A narrativa que cerca o artefato começa, em geral, com o nome de Lord Elphont, apontado como um dos primeiros proprietários após a estátua entrar no circuito de colecionadores. De acordo com o relato divulgado pela internet e em histórias orais, em seis anos de posse, sete membros de sua família teriam morrido em circunstâncias consideradas misteriosas.
A sucessão de perdas, na versão popular, teria sido o primeiro marco do que mais tarde viria a ser interpretado como uma maldição associada à estátua.

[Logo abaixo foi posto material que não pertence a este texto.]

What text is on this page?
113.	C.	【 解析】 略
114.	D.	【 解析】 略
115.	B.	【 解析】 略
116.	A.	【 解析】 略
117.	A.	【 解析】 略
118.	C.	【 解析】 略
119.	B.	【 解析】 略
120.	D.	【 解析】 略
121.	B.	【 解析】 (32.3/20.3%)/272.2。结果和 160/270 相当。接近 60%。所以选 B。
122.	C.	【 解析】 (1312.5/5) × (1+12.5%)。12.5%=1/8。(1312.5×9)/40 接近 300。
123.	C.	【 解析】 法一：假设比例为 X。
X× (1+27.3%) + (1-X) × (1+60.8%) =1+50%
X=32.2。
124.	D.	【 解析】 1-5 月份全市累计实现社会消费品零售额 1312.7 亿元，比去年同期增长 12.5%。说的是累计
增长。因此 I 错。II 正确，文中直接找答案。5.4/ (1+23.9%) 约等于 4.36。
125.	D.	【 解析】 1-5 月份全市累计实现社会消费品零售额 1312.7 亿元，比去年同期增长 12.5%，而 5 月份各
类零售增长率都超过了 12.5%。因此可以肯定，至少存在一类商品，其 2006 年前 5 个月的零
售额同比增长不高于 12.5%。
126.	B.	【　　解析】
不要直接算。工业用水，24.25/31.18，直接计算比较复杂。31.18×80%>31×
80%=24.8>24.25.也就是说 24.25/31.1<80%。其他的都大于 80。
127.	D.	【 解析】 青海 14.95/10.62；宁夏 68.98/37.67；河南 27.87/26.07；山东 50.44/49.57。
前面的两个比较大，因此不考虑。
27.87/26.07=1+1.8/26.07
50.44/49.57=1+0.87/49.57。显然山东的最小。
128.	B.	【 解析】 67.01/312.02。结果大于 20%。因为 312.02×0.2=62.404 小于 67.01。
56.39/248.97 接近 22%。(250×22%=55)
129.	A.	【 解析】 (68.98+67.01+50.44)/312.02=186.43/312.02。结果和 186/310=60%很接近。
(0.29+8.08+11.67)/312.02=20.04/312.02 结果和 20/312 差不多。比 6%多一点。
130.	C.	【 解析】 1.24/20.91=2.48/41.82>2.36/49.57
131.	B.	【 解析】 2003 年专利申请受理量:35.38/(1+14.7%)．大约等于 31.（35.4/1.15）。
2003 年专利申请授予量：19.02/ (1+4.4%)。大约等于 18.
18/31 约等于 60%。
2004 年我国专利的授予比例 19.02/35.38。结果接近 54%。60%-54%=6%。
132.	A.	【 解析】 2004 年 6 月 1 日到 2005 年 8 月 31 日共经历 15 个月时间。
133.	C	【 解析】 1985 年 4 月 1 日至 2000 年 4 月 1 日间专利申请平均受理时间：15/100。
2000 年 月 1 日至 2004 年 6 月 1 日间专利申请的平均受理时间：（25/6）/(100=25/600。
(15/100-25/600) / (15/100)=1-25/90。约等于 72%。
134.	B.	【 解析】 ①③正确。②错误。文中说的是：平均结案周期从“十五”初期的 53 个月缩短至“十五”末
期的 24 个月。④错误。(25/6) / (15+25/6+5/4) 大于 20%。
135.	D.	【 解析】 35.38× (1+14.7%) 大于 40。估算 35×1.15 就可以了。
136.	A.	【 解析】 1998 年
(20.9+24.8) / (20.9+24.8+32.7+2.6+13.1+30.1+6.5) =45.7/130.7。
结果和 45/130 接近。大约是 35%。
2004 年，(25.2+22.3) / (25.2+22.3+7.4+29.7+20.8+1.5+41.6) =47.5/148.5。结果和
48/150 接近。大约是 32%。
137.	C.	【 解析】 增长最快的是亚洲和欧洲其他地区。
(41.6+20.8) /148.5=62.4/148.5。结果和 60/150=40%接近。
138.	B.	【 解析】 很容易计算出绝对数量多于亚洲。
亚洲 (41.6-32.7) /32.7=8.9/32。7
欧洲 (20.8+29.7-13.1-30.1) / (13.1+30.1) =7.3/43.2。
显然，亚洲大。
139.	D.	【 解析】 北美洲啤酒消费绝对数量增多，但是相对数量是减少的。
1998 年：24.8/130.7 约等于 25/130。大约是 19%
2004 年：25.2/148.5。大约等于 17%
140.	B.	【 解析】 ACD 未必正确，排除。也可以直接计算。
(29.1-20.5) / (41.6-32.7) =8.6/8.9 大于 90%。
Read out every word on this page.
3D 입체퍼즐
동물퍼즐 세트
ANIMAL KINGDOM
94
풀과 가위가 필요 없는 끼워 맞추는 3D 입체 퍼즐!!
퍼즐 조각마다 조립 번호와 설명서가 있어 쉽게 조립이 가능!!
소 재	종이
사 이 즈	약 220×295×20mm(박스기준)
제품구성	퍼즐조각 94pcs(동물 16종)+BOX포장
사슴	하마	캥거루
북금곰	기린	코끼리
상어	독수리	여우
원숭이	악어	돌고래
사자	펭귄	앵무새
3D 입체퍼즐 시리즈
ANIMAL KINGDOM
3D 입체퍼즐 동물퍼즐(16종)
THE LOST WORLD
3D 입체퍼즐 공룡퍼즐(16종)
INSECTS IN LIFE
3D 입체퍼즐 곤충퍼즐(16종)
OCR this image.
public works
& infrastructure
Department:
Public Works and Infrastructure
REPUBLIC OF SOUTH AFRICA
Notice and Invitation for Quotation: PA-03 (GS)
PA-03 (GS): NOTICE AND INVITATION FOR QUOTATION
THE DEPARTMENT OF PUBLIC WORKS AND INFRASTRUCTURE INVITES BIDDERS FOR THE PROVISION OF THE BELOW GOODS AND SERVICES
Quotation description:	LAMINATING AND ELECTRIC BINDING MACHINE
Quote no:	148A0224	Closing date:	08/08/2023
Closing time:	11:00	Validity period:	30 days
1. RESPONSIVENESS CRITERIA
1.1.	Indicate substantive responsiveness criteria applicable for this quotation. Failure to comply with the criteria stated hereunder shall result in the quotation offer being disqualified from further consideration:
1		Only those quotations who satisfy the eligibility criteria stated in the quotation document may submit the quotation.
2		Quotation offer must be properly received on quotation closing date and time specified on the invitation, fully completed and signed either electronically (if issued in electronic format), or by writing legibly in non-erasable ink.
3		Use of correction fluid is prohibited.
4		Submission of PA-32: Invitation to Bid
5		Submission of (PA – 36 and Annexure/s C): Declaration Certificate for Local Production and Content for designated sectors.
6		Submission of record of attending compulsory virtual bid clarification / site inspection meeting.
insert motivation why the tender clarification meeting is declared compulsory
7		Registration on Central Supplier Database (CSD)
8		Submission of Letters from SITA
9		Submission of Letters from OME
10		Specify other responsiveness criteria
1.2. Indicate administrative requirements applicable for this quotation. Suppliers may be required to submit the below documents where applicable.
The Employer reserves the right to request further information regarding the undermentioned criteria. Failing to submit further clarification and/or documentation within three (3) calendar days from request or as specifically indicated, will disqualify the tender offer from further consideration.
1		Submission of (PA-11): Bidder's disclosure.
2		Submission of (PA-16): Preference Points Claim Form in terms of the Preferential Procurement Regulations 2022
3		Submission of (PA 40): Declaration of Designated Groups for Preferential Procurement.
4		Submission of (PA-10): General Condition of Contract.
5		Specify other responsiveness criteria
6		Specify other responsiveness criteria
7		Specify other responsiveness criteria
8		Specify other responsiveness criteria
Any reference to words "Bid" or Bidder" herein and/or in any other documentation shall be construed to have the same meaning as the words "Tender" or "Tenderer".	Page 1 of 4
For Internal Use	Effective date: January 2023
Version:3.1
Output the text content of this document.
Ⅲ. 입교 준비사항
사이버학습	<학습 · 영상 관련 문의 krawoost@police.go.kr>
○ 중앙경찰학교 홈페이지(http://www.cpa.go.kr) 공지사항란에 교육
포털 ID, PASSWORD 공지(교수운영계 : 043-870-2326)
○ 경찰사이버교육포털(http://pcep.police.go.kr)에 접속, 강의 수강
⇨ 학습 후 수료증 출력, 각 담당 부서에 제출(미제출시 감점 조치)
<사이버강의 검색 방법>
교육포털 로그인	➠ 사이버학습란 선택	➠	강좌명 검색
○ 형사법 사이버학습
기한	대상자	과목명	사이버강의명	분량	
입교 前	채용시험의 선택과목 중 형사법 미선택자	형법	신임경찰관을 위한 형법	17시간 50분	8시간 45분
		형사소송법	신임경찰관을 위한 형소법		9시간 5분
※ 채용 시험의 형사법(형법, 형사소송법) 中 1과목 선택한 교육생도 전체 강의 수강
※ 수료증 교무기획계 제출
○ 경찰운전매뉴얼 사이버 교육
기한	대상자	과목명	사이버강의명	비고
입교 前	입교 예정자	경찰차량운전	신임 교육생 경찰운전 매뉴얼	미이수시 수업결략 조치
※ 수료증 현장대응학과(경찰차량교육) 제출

Dois outros compradores teriam enfrentado mortes na família pouco tempo depois de adquirirem a escultura. Acreditando ou não na maldição, nenhum colecionador ficou com a estátua por muito tempo.
Após ter sido vendida pela quarta vez, sei novo dono teria morrido junto com a esposa e duas filhas, restando herdeiros que, temendo novas tragédias, decidiram se desfazer do objeto. Em vez de nova venda, optaram por doá-lo ao Museu Real da Escócia, em Edimburgo, onde a peça permaneceria sob guarda institucional.
A passagem pelo museu, porém, não encerrou o imaginário sombrio: a lenda inclui a morte repentina do chefe da seção onde o artefato teria sido armazenado logo após sua chegada. Desta forma, a história de maldição ao redor da estátua ganhou uma fama quase que incontestável.
Hoje, mesmo sem admissão oficial de qualquer propriedade sobrenatural, curadores teriam colocado a estátua sob um domo de vidro e evitado manipulá-la, como quem não quer testar o acaso. Com isso, a peça ganhou o apelido que resume sua fama: “A Deusa da Morte”, um título que põe medo em pessoas que visitam o museu e dão credibilidade à maldição desta antiga estátua.